(kim) Weil nur noch jeder zehnte Schleswig-Holsteiner Platt schnackt, fordert der Heimatbund, dass ab 2016 an allen Grundschulen im Norden verpflichtend zwei Unterrichtsstunden Niederdeutsch pro Woche und Jahrgang unterrichtet werden.

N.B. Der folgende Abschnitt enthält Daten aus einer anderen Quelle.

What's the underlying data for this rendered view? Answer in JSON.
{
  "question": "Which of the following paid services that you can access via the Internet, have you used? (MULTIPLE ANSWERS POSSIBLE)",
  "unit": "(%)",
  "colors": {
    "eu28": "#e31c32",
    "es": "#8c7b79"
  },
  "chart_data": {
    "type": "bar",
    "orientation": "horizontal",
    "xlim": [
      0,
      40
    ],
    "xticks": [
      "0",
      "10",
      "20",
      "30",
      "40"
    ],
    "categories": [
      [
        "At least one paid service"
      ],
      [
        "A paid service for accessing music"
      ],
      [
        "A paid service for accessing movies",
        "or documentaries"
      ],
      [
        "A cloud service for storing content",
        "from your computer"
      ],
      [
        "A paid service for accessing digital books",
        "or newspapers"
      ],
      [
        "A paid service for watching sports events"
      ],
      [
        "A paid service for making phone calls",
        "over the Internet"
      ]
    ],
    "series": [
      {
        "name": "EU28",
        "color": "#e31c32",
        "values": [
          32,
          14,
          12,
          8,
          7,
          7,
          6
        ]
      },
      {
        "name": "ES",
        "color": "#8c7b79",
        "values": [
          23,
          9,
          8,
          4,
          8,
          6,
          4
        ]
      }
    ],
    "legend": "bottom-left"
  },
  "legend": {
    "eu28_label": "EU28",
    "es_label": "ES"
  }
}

Im kommenden Schuljahr soll das zunächst für die ersten und zweiten Klassen eingeführt werden. Zwar stehe die Pflege des Niederdeutschen auch jetzt in den Grundschullehrplänen, sagte gestern der Sprecher des Plattdeutschen Rates, Klaus Nielsky, in Kiel. Es wurde aber nicht konsequent umgesetzt und kontrolliert. „Das hat keinen interessiert“, klagt er. Heute wird deshalb auf einer Fachtagung in Leck eine Resolution verabschiedet, in der darauf hingewiesen wird, dass die Landesregierung sich mit der Unterschrift unter die Sprach-Charta der EU zur Pflege des Niederdeutschen verpflichtet habe. „Das ist geltendes Recht und steht im Koalitionsvertrag“, betont Nielsky. Nach Angaben des Kultusministeriums wären für die Umsetzung der Forderungen 313 Lehrerstellen zusätzlich erforderlich. „Das entspricht einem Haushaltsvolumen von mehr als 15 Millionen Euro“, sagte ein Sprecher.

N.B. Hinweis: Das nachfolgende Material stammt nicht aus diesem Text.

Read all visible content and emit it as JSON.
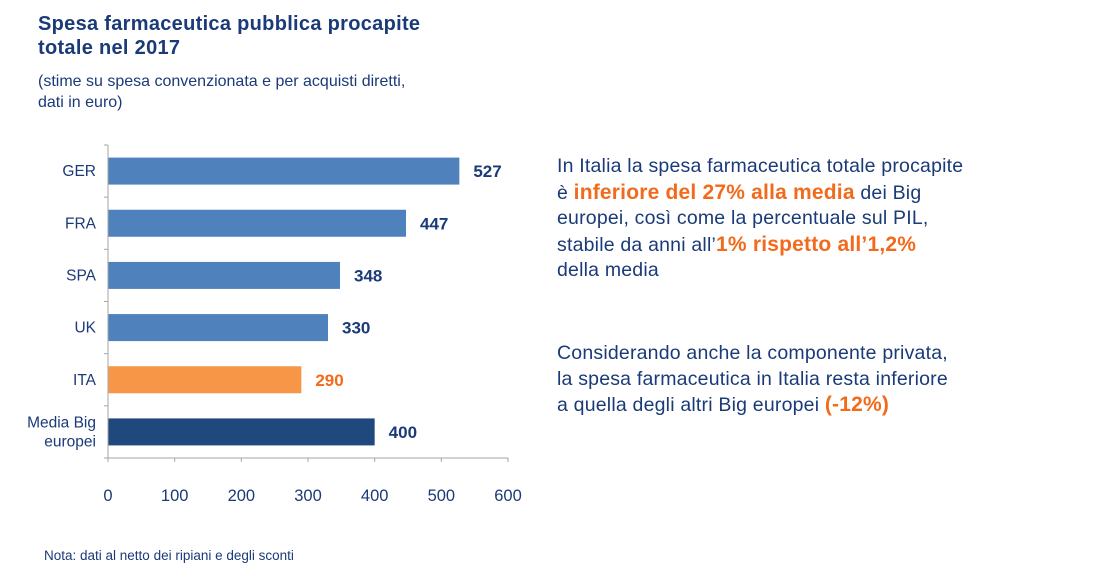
{
  "header": {
    "title_line1": "Spesa farmaceutica pubblica procapite",
    "title_line2": "totale nel 2017",
    "subtitle_line1": "(stime su spesa convenzionata e per acquisti diretti,",
    "subtitle_line2": "dati in euro)"
  },
  "chart_data": {
    "type": "bar",
    "orientation": "horizontal",
    "title": "Spesa farmaceutica pubblica procapite totale nel 2017",
    "subtitle": "(stime su spesa convenzionata e per acquisti diretti, dati in euro)",
    "xlabel": "",
    "ylabel": "",
    "categories": [
      "GER",
      "FRA",
      "SPA",
      "UK",
      "ITA",
      "Media Big europei"
    ],
    "category_lines": [
      [
        "GER"
      ],
      [
        "FRA"
      ],
      [
        "SPA"
      ],
      [
        "UK"
      ],
      [
        "ITA"
      ],
      [
        "Media Big",
        "europei"
      ]
    ],
    "values": [
      527,
      447,
      348,
      330,
      290,
      400
    ],
    "data_labels": [
      "527",
      "447",
      "348",
      "330",
      "290",
      "400"
    ],
    "bar_colors": [
      "#4f81bd",
      "#4f81bd",
      "#4f81bd",
      "#4f81bd",
      "#f79646",
      "#1f497d"
    ],
    "label_colors": [
      "#1a3a78",
      "#1a3a78",
      "#1a3a78",
      "#1a3a78",
      "#f26a1b",
      "#1a3a78"
    ],
    "xlim": [
      0,
      600
    ],
    "xticks": [
      0,
      100,
      200,
      300,
      400,
      500,
      600
    ],
    "grid": false,
    "legend": "none"
  },
  "note": "Nota: dati al netto dei ripiani e degli sconti",
  "commentary": {
    "p1": {
      "a": "In Italia la spesa farmaceutica totale procapite",
      "b": "è ",
      "hl1": "inferiore del 27% alla media",
      "c": " dei Big",
      "d": "europei, così come la percentuale sul PIL,",
      "e": "stabile da anni all’",
      "hl2": "1% rispetto all’1,2%",
      "f": "della media"
    },
    "p2": {
      "a": "Considerando anche la componente privata,",
      "b": "la spesa farmaceutica in Italia resta inferiore",
      "c": "a quella degli altri Big europei ",
      "hl": "(-12%)"
    }
  },
  "colors": {
    "text": "#1a3a78",
    "accent": "#f26a1b",
    "axis": "#a6a6a6"
  }
}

„Plattdeutsch ist ein Stück unserer Identität und muss gepflegt werden“, begründete Nielsky den Vorstoß. Derzeit nehme die Zahl Plattdeutsch sprechenden Menschen rapide ab: Ihr Anteil ist umso größer, je älter die Menschen sind. Von einer aussterbenden Sprache will der Fachmann dennoch nicht sprechen.
Ausreichende Angebote gebe es aktuell aber lediglich in 30 bis 40 Kindergärten. Für Marianne Ehlers vom Heimatbund ist es von Vorteil, dass das Land sehr viele gut ausgebildete Lehrer habe, da jeder Deutsch-Student an der Uni ein Modul Niederdeutsch belegen muss. Berichte, dass Hamburg die gut ausgebildeten Lehrer abwerbe, hatten auch Ehlers und Nielsky gehört. Auf die Platt-Pflege in Hamburg schauen beide voller Neid: Dort gibt es ein Dutzend Modellschulen, in denen die alte Sprache Pflicht ist.